Liz Capper is the granddaughter of Percy Petter who, with his twin brother Ernest, founded Westland in 1915. She says the brothers were very much alike in their looks but very different in their outlook
They looked very similar and, in fact, I only discovered recently that one used to wear a bow tie and the other wore a tie so that you could decide which was which. They looked very similar. I think my grandfather was slightly more rotund than Ernest but they looked very similar.
Did they get on well?
They got on, you know, I think they got on fairly well, yes. I think both of them could be fiery but I think they did. I mean together they developed the firm and they built it up, yes, I think they did, I think they sparked off each other. Their own father was very, very difficult and, in fact, there is a story that actually he tried to ruin the setting up of this firm, that he made it extremely difficult for them. There had been an iron works in Yeovil and the original business couldn’t support all their siblings and these boys borrowed money to set up this firm which really took off.
Didn’t Percy or Ernest go into politics?
Ernest. It was Ernest who tried to go into politics and he campaigned …
He stood for Parliament, didn’t he?
He stood for Parliament, he didn’t get in though. He was a real politician.
Where do you think all of this creativeness came from?

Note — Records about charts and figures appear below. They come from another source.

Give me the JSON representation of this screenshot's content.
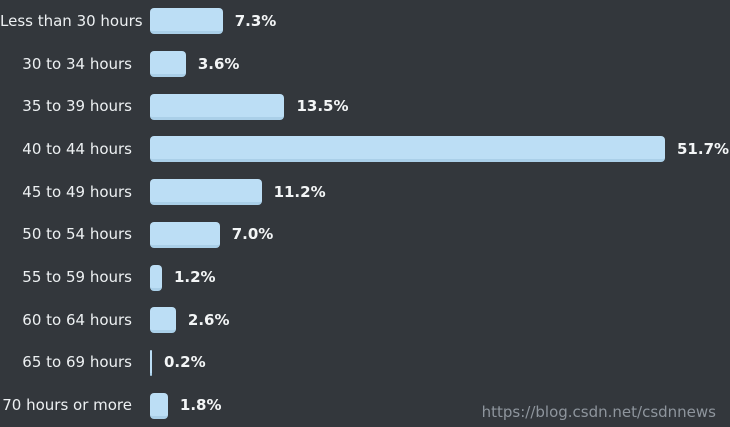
{
  "chart_data": {
    "type": "bar",
    "orientation": "horizontal",
    "title": "",
    "xlabel": "",
    "ylabel": "",
    "xlim": [
      0,
      52
    ],
    "grid": false,
    "legend": false,
    "bar_color": "#bcdef5",
    "bar_edge_color": "#aacfe8",
    "background_color": "#33373c",
    "label_color": "#edf0f2",
    "value_label_color": "#f3f5f6",
    "categories": [
      "Less than 30 hours",
      "30 to 34 hours",
      "35 to 39 hours",
      "40 to 44 hours",
      "45 to 49 hours",
      "50 to 54 hours",
      "55 to 59 hours",
      "60 to 64 hours",
      "65 to 69 hours",
      "70 hours or more"
    ],
    "values": [
      7.3,
      3.6,
      13.5,
      51.7,
      11.2,
      7.0,
      1.2,
      2.6,
      0.2,
      1.8
    ],
    "value_labels": [
      "7.3%",
      "3.6%",
      "13.5%",
      "51.7%",
      "11.2%",
      "7.0%",
      "1.2%",
      "2.6%",
      "0.2%",
      "1.8%"
    ]
  },
  "watermark": {
    "text": "https://blog.csdn.net/csdnnews",
    "color": "#8e959d"
  }
}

Well, the Victorians were wonderful. It was the time of engineers being the famous people really and they had so many ideas and were always developing new ideas. It was usually Percy who had the ideas and Teddy had the ability to develop them so there was a sense of teams-manship. From childhood there were pranks, you know, stories about them being given a penny-farthing and managing to crash it before they officially had it and so on and so on. There are many, many stories. They were like that but it was the Victorians pushing forward and also they had a great belief in giving something a try and developing ideas.
Their father, he must have been a remarkable man although apparently they didn’t really get on too well did they with their dad?
Well, I think there were some difficulties with their father. I mean they were a very big family. There were sixteen children and I should think that must have brought lots of challenges and, yes, it’s very difficult to know. I can only read about what happened but I think my grandfather felt that his father was extremely unfair in certain aspects when he was a young man and didn’t give them the opportunities that he might have done.
How much do you know about the shop business that their father had? I mean there was a shop in the High Street?
Yes, that’s right. All that I know is that it was successful but it wasn‘t bringing in enough money to support all the children. That’s the only thing I know.
It’s a huge family isn’t it? How did they manage to fit all under one roof?
I have no idea how they managed. I mean it was very challenging and, you know, each one wanted to do their own thing but there wasn‘t enough work and income coming through to support them so they did spread out. Some of them went to Canada. It was necessary for them to find other spheres of work.